Friday, May 01, 2026

When rules change mid‑process: Italy’s High Court and citizenship by descent ("ius sanguinis")

Italy’s Supreme Court is about to decide whether the recent, stricter citizenship‑by‑descent law (“ius sanguinis”) can be applied retroactively to people who were already in the process of applying when the rules changed. The outcome will be crucial for thousands of descendants of Italian emigrants in the US, Brazil, Argentina, and elsewhere, whose paths to Italian citizenship have been suddenly blocked or thrown into uncertainty by the so‑called “Meloni law.”

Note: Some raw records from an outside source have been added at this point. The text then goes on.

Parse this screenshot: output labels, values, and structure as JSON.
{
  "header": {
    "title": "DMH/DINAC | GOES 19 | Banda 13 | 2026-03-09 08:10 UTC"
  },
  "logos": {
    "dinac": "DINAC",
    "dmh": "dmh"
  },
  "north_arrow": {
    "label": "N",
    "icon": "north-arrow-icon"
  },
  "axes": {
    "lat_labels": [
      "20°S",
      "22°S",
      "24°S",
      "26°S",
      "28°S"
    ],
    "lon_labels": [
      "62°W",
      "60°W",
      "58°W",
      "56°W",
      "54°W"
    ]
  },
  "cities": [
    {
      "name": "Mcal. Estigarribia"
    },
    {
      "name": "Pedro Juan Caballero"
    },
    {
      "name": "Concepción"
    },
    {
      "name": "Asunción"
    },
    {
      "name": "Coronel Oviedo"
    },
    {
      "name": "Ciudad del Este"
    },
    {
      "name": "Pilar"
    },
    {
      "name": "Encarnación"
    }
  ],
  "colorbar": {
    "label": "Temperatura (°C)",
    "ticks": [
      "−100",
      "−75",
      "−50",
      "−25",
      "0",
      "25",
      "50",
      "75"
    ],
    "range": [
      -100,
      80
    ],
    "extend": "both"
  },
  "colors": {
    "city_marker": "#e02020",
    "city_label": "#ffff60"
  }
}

In its article “Cittadinanza ius sanguinis: la Corte Suprema può ribaltare la legge”, AmeVe illustrates this through the case of Sabrina Crawford, from the San Francisco Bay Area, who spent years reconstructing her family history in Calabria to prove that her great‑grandfather never gave up Italian citizenship. Her plans, like those of many others, have been disrupted by new limits that restrict recognition to people whose parents or grandparents never renounced Italian citizenship, raising the question whether long‑standing expectations and rights can simply be switched off by decree.

The AmeVe article also points to a paradox: while Italy braces for a severe demographic decline, it is tightening access both for children of immigrants born in the country and for descendants of Italians abroad who want to reconnect with it. In other words, at the very moment when Italy needs people, it is making it harder for those already tied to the country—by birth, by blood, or by history—to be formally recognized as Italian. The Court’s ruling will say a lot about how Italy chooses to balance legal certainty, administrative control, and its relationship with the diaspora.